Ce recueil, issu d’un colloque international tenu à l’université de Mulhouse en décembre 2022, réunit dix-huit articles. Les contributions sont réparties en quatre parties: les langues comme actrices de l’institution diplomatique; la maîtrise linguistique comme enjeu de pouvoir; la pratique linguistique envisagée comme pratique globale; et enfin la traduction, perçue à la fois comme un atout et un danger.
Comme cela arrive souvent dans les volumes collectifs, certains articles dépassent ce cadre thématique. Plusieurs études auraient pu être regroupées autour de la diplomatie française (Camille Desenclos, Isabelle Dasque, Nina Pösch, Angela de Maria, Virginie Martin, etc.) ou autour de la question de l’apprentissage et de la maîtrise des langues par les diplomates (Angela de Maria, Ferenc Tóth, Virginie Martin, Ekaterina Domnina, entre autres). Cette diversité souligne la richesse des perspectives offertes par l’ouvrage, qui intéressera tout lecteur soucieux de comprendre le rôle des langues dans la diplomatie et plus largement dans la vie politique européenne moderne et contemporaine.
L’introduction, signée par Guido Braun et Camille Desenclos, est particulièrement dense. Elle explore les dimensions politiques, socio-culturelles et symboliques de l’usage des langues en diplomatie. Les auteurs rappellent que le multilinguisme, réalité des sociétés modernes, devient dans le contexte étatique un enjeu de pouvoir et de négociation. Ils considèrent l’histoire des langues diplomatiques comme celle d’un »multilinguisme vécu«, plutôt que comme une simple succession d’hégémonies linguistiques – approche »globale« croisant les histoires politique, institutionnelle et culturelle.
L’éditeur et l’éditrice soulignent que la recherche s’est trop souvent concentrée sur les congrès de paix et la traduction, négligeant d’autres sphères diplomatiques. Ce volume élargit heureusement le champ d’observation, même si la communication interne entre diplomates d’un même pays, tout aussi révélatrice des rapports de pouvoir et des identités sociales, reste peu abordée.
L’introduction discute aussi les sources: leur caractère souvent unilingue masque la diversité réelle des pratiques multilingues. Trois stratégies d’acteurs sont relevées: acceptation du plurilinguisme, revendication de sa propre langue et recours à une lingua franca – cette dernière étant parfois une »universalité de façade«. Enfin, les éditeurs invitent à croiser l’évolution des pratiques linguistiques avec la spécialisation progressive de la diplomatie européenne, afin de mieux comprendre les rapports entre hiérarchie, compétence linguistique et pouvoir.

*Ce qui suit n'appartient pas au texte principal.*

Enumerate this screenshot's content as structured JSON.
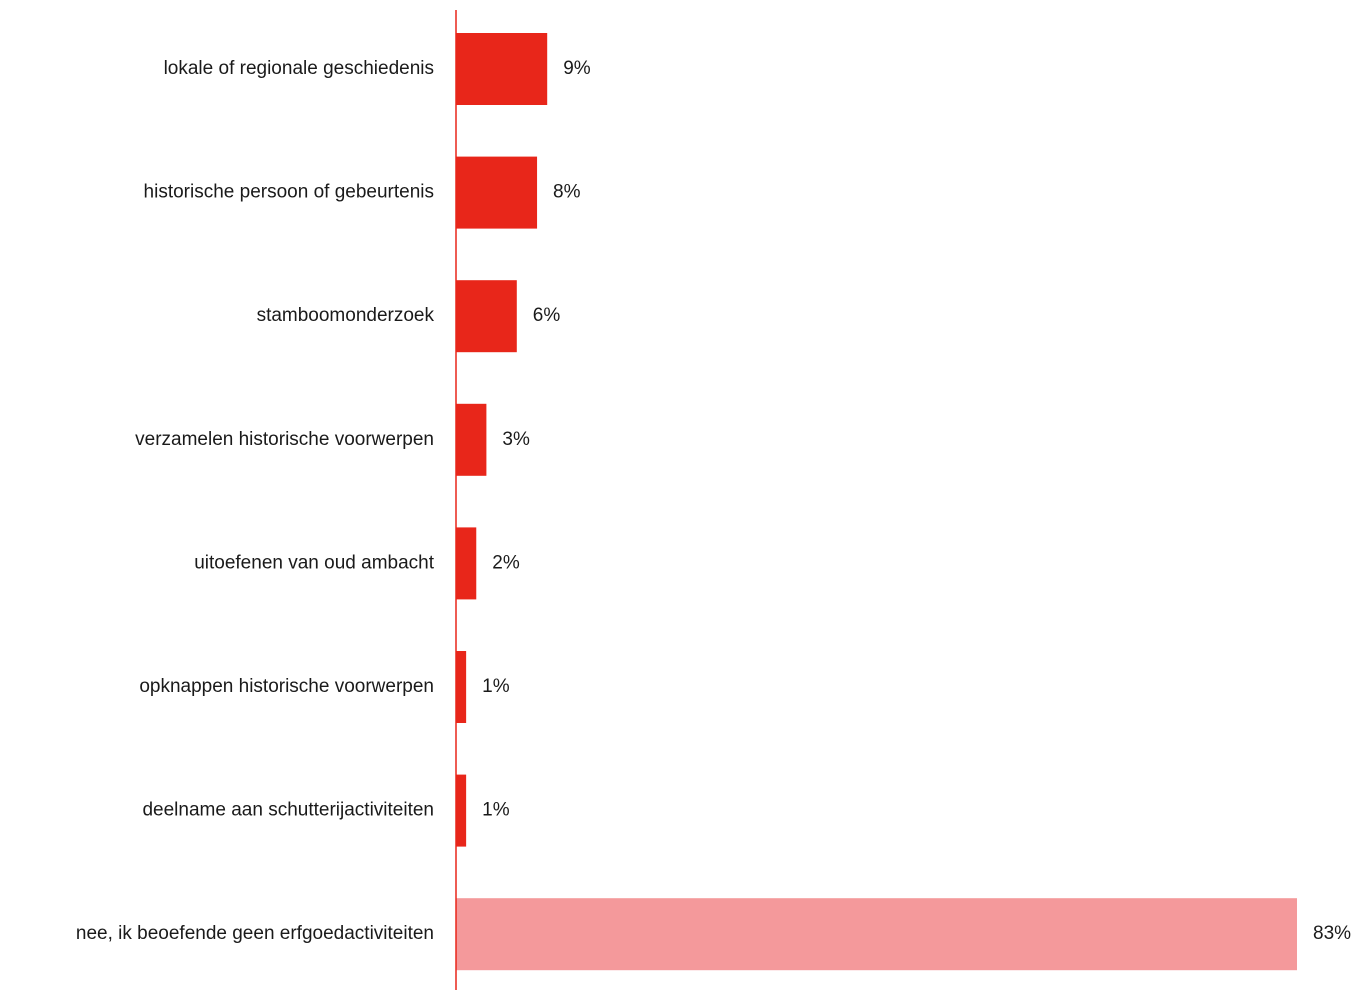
{
  "chart_data": {
    "type": "bar",
    "orientation": "horizontal",
    "categories": [
      "lokale of regionale geschiedenis",
      "historische persoon of gebeurtenis",
      "stamboomonderzoek",
      "verzamelen historische voorwerpen",
      "uitoefenen van oud ambacht",
      "opknappen historische voorwerpen",
      "deelname aan schutterijactiviteiten",
      "nee, ik beoefende geen erfgoedactiviteiten"
    ],
    "values": [
      9,
      8,
      6,
      3,
      2,
      1,
      1,
      83
    ],
    "value_labels": [
      "9%",
      "8%",
      "6%",
      "3%",
      "2%",
      "1%",
      "1%",
      "83%"
    ],
    "unit": "%",
    "bar_colors": [
      "#e8261a",
      "#e8261a",
      "#e8261a",
      "#e8261a",
      "#e8261a",
      "#e8261a",
      "#e8261a",
      "#f4999b"
    ],
    "axis_color": "#e8261a",
    "title": "",
    "xlabel": "",
    "ylabel": "",
    "xlim": [
      0,
      83
    ],
    "grid": false,
    "legend": "none"
  }
}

Dans la suite de ma recension,1 je me limiterai à quelques remarques sur des articles relatifs à l’Époque moderne, domaine qui est le mien, et qui m’ont paru être particulièrement novateurs. Ce choix est forcément subjectif, car toutes les contributions se distinguent par leur qualité.
Monique Weiss montre le rôle clé des secrétaires pour les affaires »allemandes« au service des Habsbourg espagnols aux XVIe et XVIIe siècles: polyglottes, ils étaient bien plus que de simples traducteurs, mais de véritables conseillers politiques dans le triangle diplomatique Espagne – Pays-Bas – Saint-Empire.
Ekaterina Domnina étudie les compétences linguistiques des ambassadeurs anglais à la cour papale (XVe–XVIe s.). Environ 60 % d’entre eux, formés principalement dans les universités anglaises et italiennes, maîtrisaient le latin, tandis que l’anglais s’imposait peu à peu dans les instructions diplomatiques; signe du rôle croissant des langues vernaculaires dans la construction des États modernes. Domnina souligne le multilinguisme des échanges et l’absence de lien strict entre langue utilisée et origine nationale des diplomates.
Camille Desenclos, pour sa part, analyse les usages linguistiques dans les relations franco-impériales entre 1520 et 1620. Son étude montre que le choix de la langue relevait moins d’une symbolique politique que d’une recherche d’efficacité dans la communication. Elle nuance l’idée d’une politique linguistique cohérente de l’Empire, révélant la complexité des usages et des stratégies.
Angela de Maria compare la politique linguistique de la France à Constantinople et l’évolution du corps des drogmans. L’école des »jeunes de langues«, censée remplacer les interprètes levantins par des traducteurs »nationaux«, aboutit en réalité à une symbiose entre anciens et nouveaux systèmes, perpétuant les réseaux familiaux existants.
Virginie Martin examine la politique linguistique extérieure de la France révolutionnaire: la promotion du français comme langue nationale a paradoxalement affaibli son statut international. Les efforts pour former des diplomates polyglottes furent limités, comme le montre l’échec du congrès de Rastatt. Toutefois, la puissance militaire permit à la France d’imposer sa langue dans les traités.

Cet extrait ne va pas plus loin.